Once common in some Irish rivers, the freshwater pearl mussel has been under pressure for many years because of the pearls that are occasionally enclosed in its shell. Just like oysters, these shellfish sometimes produce a small ball of shiny shell material around an irritating object. Freshwater pearls are not as highly prized as those from saltwater shellfish, as they are considered to be less lustrous. Most modern pearls are produced in shellfish farms.
New animals are still arriving in Ireland and making themselves at home here. Zebra mussels are freshwater shellfish that originated in rivers around the Black Sea and Caspian Sea. They spread across Europe as canals were built, reaching Britain in 1830. It was not until the 1990s that zebra mussels started to spread through Ireland. They are now a major pest, occurring in huge numbers, up to 100,000 per square metre. Alien species often upset the balance of nature when they are moved to new areas without their normal predators.
Occasional oddities on display included a lobster, which has developed with normal coloration only along one side.
Ireland has about 12,000 different species of insect. One of the key roles of the Museum is to help scientists identify animals. It is important to identify each species correctly in order to control pests. Many insects play an important part in keeping nature in balance. They pollinate plants and control other harmful insect species. Regular monitoring of insects gives us a measure of the health of our environment. The common blue butterfly Polyommatus icarus is an indicator of healthy grasslands.

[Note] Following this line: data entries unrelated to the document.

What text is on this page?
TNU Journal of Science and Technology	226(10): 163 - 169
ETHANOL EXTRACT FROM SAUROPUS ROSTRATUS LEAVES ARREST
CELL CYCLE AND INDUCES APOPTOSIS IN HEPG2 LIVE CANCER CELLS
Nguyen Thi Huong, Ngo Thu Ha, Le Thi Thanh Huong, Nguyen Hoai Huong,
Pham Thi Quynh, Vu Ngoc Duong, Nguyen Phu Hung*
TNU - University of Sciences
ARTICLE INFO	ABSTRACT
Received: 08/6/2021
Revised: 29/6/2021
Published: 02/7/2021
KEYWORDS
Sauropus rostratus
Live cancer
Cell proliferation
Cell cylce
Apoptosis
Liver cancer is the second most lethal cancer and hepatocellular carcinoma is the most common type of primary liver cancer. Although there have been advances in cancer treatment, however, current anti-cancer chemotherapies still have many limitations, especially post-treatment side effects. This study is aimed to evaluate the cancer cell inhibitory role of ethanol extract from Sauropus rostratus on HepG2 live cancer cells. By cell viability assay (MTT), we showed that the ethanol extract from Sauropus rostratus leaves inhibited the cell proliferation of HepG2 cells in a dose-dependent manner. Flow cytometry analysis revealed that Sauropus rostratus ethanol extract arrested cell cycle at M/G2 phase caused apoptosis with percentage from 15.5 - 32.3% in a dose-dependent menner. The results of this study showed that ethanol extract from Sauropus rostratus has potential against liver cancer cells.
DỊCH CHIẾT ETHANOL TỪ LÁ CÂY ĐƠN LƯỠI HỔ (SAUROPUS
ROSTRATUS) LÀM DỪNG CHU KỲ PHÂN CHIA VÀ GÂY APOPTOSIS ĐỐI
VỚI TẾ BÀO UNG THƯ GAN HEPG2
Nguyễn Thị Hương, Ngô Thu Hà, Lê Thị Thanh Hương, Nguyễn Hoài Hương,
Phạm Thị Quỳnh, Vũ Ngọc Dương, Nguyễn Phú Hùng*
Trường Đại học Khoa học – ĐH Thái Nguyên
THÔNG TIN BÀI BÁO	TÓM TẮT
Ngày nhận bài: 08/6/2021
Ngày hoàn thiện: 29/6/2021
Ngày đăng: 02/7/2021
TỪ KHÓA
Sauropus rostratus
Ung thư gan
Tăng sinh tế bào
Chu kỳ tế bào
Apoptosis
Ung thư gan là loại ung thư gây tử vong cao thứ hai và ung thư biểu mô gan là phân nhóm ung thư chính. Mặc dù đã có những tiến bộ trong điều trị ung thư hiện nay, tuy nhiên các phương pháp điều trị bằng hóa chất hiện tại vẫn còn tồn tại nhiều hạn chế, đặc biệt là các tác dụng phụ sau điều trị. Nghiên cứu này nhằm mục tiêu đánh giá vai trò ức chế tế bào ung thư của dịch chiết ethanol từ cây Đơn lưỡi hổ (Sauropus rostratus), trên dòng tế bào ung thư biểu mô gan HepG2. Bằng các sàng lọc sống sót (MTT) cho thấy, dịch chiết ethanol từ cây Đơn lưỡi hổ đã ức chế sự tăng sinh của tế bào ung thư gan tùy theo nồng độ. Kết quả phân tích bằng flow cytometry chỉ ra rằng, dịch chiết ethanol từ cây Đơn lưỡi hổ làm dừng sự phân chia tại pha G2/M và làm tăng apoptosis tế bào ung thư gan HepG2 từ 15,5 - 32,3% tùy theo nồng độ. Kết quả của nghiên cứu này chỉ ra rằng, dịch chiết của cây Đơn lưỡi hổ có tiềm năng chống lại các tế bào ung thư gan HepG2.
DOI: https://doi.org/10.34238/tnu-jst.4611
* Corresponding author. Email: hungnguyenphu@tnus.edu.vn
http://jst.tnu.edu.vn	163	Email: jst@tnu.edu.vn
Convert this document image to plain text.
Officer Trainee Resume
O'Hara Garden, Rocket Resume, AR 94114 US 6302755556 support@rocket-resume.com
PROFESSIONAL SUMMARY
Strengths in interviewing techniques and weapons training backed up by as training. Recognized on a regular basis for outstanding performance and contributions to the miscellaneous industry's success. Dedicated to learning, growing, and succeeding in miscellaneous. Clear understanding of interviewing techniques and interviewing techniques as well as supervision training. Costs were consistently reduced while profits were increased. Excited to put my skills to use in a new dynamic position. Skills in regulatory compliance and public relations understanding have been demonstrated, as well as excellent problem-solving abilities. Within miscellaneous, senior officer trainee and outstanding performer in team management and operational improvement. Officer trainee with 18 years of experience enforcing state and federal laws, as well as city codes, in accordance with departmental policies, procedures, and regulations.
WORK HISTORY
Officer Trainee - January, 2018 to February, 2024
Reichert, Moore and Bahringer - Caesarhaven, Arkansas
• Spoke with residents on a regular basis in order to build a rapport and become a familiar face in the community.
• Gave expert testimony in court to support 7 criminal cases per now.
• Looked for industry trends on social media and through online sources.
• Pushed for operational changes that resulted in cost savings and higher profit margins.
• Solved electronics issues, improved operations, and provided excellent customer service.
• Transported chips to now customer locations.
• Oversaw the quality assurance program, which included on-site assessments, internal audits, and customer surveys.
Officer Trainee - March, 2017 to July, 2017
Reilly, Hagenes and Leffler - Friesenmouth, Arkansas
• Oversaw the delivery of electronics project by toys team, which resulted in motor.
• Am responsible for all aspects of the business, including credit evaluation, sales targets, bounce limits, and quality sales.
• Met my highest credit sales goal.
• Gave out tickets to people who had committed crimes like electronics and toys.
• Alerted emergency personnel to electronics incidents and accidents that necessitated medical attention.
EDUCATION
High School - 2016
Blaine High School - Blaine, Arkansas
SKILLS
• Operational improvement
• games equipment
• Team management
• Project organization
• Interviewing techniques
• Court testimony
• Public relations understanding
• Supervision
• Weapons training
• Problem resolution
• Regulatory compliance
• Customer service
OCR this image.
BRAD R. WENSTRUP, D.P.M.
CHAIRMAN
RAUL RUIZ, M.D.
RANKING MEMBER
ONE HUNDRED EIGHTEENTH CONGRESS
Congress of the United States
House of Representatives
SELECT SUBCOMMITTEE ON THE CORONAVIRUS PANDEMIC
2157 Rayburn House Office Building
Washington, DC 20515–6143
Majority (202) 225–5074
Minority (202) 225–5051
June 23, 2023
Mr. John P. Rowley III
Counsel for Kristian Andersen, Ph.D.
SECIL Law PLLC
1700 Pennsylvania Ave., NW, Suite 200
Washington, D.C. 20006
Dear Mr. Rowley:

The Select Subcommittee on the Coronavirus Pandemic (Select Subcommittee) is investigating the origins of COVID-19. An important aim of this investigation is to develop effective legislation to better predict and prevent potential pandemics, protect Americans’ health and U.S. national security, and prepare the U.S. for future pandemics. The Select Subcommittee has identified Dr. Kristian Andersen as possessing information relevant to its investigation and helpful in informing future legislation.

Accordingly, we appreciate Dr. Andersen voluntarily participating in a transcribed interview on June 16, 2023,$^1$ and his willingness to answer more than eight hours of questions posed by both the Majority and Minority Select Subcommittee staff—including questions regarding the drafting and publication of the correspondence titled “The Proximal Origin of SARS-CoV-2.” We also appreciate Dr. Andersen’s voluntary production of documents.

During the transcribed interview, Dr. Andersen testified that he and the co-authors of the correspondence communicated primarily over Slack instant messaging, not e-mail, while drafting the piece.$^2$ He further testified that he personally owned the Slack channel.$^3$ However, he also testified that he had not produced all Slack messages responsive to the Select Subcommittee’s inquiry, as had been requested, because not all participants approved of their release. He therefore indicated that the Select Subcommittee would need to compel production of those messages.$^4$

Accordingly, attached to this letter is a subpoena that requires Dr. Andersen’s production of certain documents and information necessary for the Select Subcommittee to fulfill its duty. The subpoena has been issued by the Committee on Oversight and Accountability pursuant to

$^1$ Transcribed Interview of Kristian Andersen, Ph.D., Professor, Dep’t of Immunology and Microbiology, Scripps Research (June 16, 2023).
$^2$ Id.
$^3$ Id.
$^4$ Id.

A record specimen of a trout was taken from Lough Ennell, Co. Westmeath, on 15 August 1894 by William Meares. It weighed 11.8kg when caught and still holds the record despite many challenges. One challenge came from a salmon that was mistaken for a trout. This fish is known as Pepper’s Ghost, and, at more than 13.8kg, it had claimed the record since 1861. Scientific examination of its scales confirmed that Pepper’s Ghost was in fact a salmon. This story shows another use for the Museum’s collection – finding the truth behind fishy tales!